For FFS, my sister's family died on a weekend and it took us two weeks to do a semi-large service.
 
I don't think Oswald was some lone nut, Ruby was just being a good citizen, nor was there some grand conspiracy. I certainly don't believe the official Warren Commission report. I don't know how it really went down, but I suspect it's some mix of all the stories.
 
Re-reading Caro this fall, I marveled again at the whirlwind LBJ emerged from that weekend. You read hundreds of pages of everything that had to be done in the wake of it and realize it all happened in three days.
 
Re-reading Caro this fall, I marveled again at the whirlwind LBJ emerged from that weekend. You read hundreds of pages of everything that had to be done in the wake of it and realize it all happened in three days.

And Jackie Kennedy somehow having the ability to process and plan while trying to grasp the reality of going from First Lady to grieving widow in the snap of a finger.
 
Thinking about this entire thread and once again reliving how we as the media are faced with so many challenges when THE BIGGEST STORY OF YOUR CAREER unexpectedly lands in your laps, I'm so proud and honored to have been a part of a group of amazingly talented people over the generations who have taken on this role of "modern town crier" knowing that we are held to a higher level of public criticism -- and usually a lower standard of living -- but continue to do our jobs informing readers and viewers of the facts, even when we are emotionally compromised.

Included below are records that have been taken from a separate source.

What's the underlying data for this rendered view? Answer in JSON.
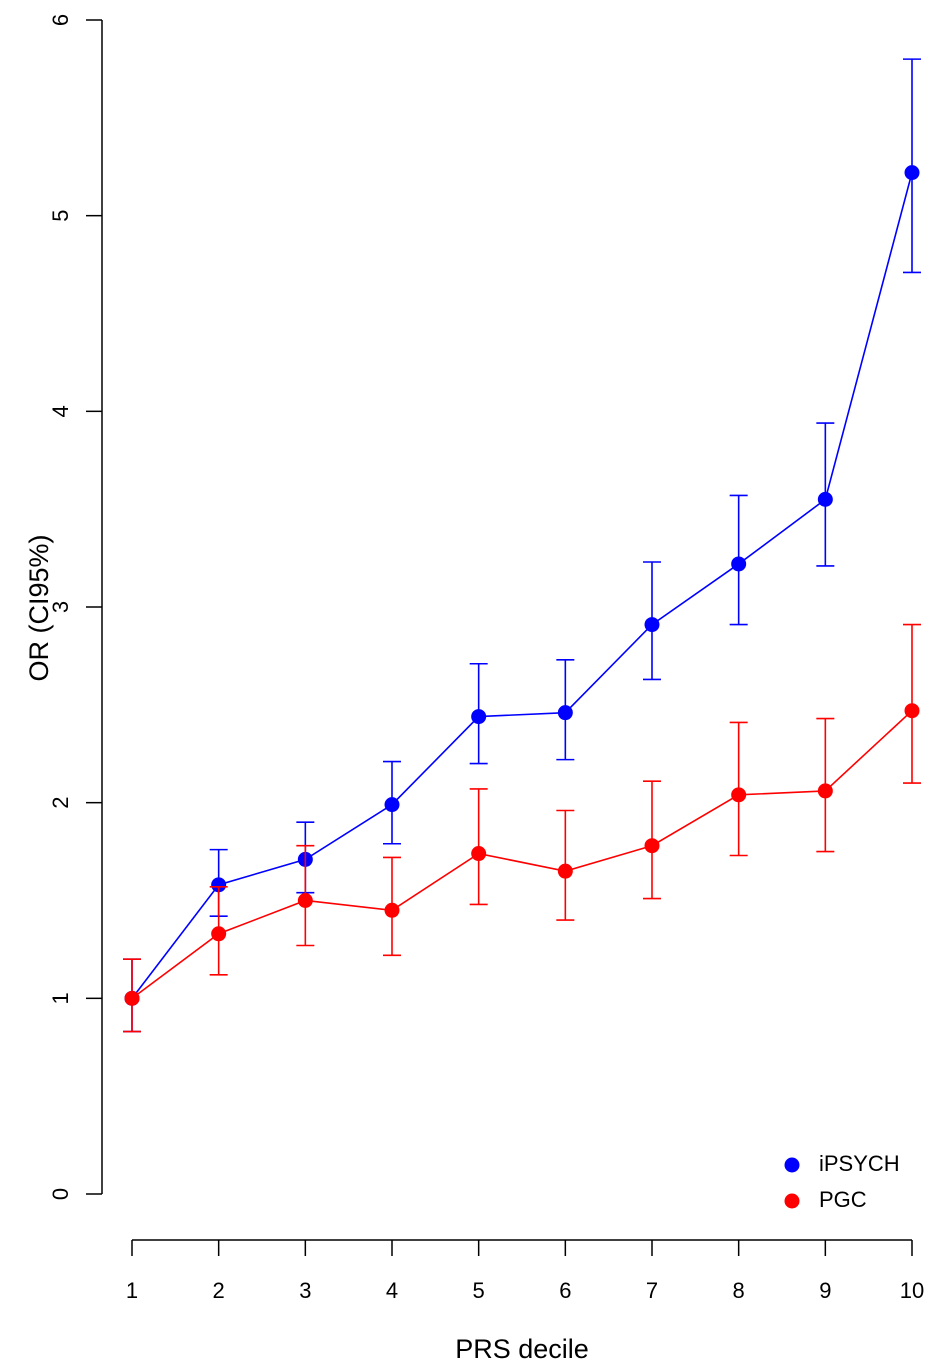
{
  "chart_data": {
    "type": "line",
    "title": "",
    "xlabel": "PRS decile",
    "ylabel": "OR (CI95%)",
    "x": [
      1,
      2,
      3,
      4,
      5,
      6,
      7,
      8,
      9,
      10
    ],
    "xticks": [
      1,
      2,
      3,
      4,
      5,
      6,
      7,
      8,
      9,
      10
    ],
    "yticks": [
      0,
      1,
      2,
      3,
      4,
      5,
      6
    ],
    "ylim": [
      0,
      6
    ],
    "xlim": [
      1,
      10
    ],
    "grid": false,
    "legend_position": "bottom-right",
    "series": [
      {
        "name": "iPSYCH",
        "color": "#0000ff",
        "values": [
          1.0,
          1.58,
          1.71,
          1.99,
          2.44,
          2.46,
          2.91,
          3.22,
          3.55,
          5.22
        ],
        "lower": [
          0.83,
          1.42,
          1.54,
          1.79,
          2.2,
          2.22,
          2.63,
          2.91,
          3.21,
          4.71
        ],
        "upper": [
          1.2,
          1.76,
          1.9,
          2.21,
          2.71,
          2.73,
          3.23,
          3.57,
          3.94,
          5.8
        ]
      },
      {
        "name": "PGC",
        "color": "#ff0000",
        "values": [
          1.0,
          1.33,
          1.5,
          1.45,
          1.74,
          1.65,
          1.78,
          2.04,
          2.06,
          2.47
        ],
        "lower": [
          0.83,
          1.12,
          1.27,
          1.22,
          1.48,
          1.4,
          1.51,
          1.73,
          1.75,
          2.1
        ],
        "upper": [
          1.2,
          1.57,
          1.78,
          1.72,
          2.07,
          1.96,
          2.11,
          2.41,
          2.43,
          2.91
        ]
      }
    ]
  }
}
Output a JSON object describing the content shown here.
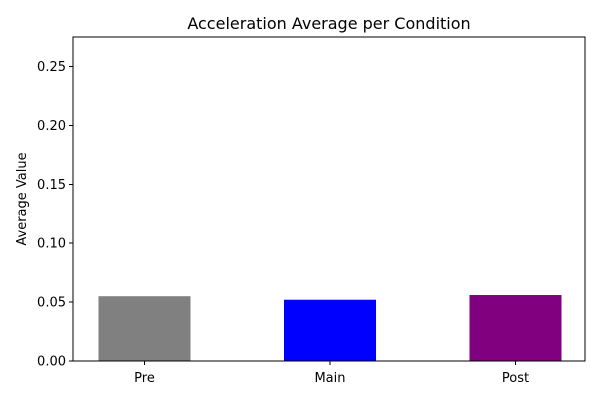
{
  "chart_data": {
    "type": "bar",
    "title": "Acceleration Average per Condition",
    "xlabel": "",
    "ylabel": "Average Value",
    "categories": [
      "Pre",
      "Main",
      "Post"
    ],
    "values": [
      0.055,
      0.052,
      0.056
    ],
    "colors": [
      "#808080",
      "#0000ff",
      "#800080"
    ],
    "ylim": [
      0,
      0.275
    ],
    "yticks": [
      0.0,
      0.05,
      0.1,
      0.15,
      0.2,
      0.25
    ],
    "ytick_labels": [
      "0.00",
      "0.05",
      "0.10",
      "0.15",
      "0.20",
      "0.25"
    ],
    "grid": false,
    "legend": "none"
  }
}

We are damn good at what we do. Never forget that. Be strong. You are best when things are at their worst.

The torch was passed to me by people like you see in the grainy black and white videos from that day in 1963. I've passed it to the next generation, knowing it's in great hands. As long as there are stories to tell, there will always be talented people telling them.

No matter how much BS we take, professional story telling is a noble and just profession.

A broadcaster. A journalist. A storyteller. Pretty damn good life, if you ask me.